ITALIA-ALBANIA

Migranti, Meloni sul parere della Corte Ue: "Conferma la validità del nostro percorso"

La presidente del Consiglio, Giorgia Meloni, ha definito "una notizia importante" quella data dall'avvocato generale della Corte di Giustizie Ue, Nicholas Emiliou, che oggi 23 aprile ha definito il protocollo Italia-Albania in materia di migrazioni come "compatibile con la normativa Ue" sulle procedure di rimpatrio e di asilo. 

"Conferma la validità della strada che abbiamo indicato e quanto siano costati all'Italia due anni persi a causa di letture giudiziarie forzate e infondate - prosegue la premier - Noi, intanto, andiamo avanti. Perché sul contrasto all'immigrazione illegale servono serietà, coraggio e soluzioni concrete".

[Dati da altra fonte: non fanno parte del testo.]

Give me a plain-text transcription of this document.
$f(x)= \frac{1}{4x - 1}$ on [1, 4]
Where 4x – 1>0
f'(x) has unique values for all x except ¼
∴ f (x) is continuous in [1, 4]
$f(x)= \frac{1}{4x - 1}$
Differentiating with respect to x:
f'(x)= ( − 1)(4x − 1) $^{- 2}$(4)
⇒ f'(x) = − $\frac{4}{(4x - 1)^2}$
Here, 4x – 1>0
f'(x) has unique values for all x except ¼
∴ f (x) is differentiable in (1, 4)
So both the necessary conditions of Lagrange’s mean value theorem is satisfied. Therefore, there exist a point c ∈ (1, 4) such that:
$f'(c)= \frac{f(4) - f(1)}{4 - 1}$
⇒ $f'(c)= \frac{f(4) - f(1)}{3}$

Nicholas Emiliou è infatti dell'opinione che, in linea di principio, la Corte debba considerare il protocollo Italia-Albania e la relativa normativa italiana compatibili con il diritto dell'Unione Europea, a condizione che i diritti individuali e le garanzie riconosciuti ai migranti in base al sistema europeo comune di asilo siano pienamente tutelati. L'avvocato generale non dirime la causa, cosa che spetta ai giudici, ma ha fornito una possibile soluzione giuridica che comunque non pregiudica l'esito del procedimento. 

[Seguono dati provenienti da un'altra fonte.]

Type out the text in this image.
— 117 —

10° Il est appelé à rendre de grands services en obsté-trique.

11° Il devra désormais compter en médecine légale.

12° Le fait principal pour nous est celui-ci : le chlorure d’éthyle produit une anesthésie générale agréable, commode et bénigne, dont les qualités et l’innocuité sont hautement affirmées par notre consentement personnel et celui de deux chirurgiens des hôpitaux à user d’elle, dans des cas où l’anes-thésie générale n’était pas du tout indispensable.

Da Fratelli di Italia, vice presidente del partito in Senato Marco Scurria ha detto: "'L'Italia con il protocollo Italia-Albania ha rispettato la normativa Ue in tema di rimpatrio e procedure di asilo. Questo è quanto affermato da Nicholas Emiliou, avvocato generale della Corte di Giustizia europea e quanto basta a confermare che, mentre il governo Meloni lavora duro per risolvere in maniera strutturale il problema dell'immigrazione illegale, la sinistra alza polveroni ideologici e strumentali puntualmente smentiti. Se ne facessero una ragione: la sicurezza e il rispetto della legalità per questo Governo è al primo posto e continuerà a lavorare per garantirla all'Italia e agli Italiani''.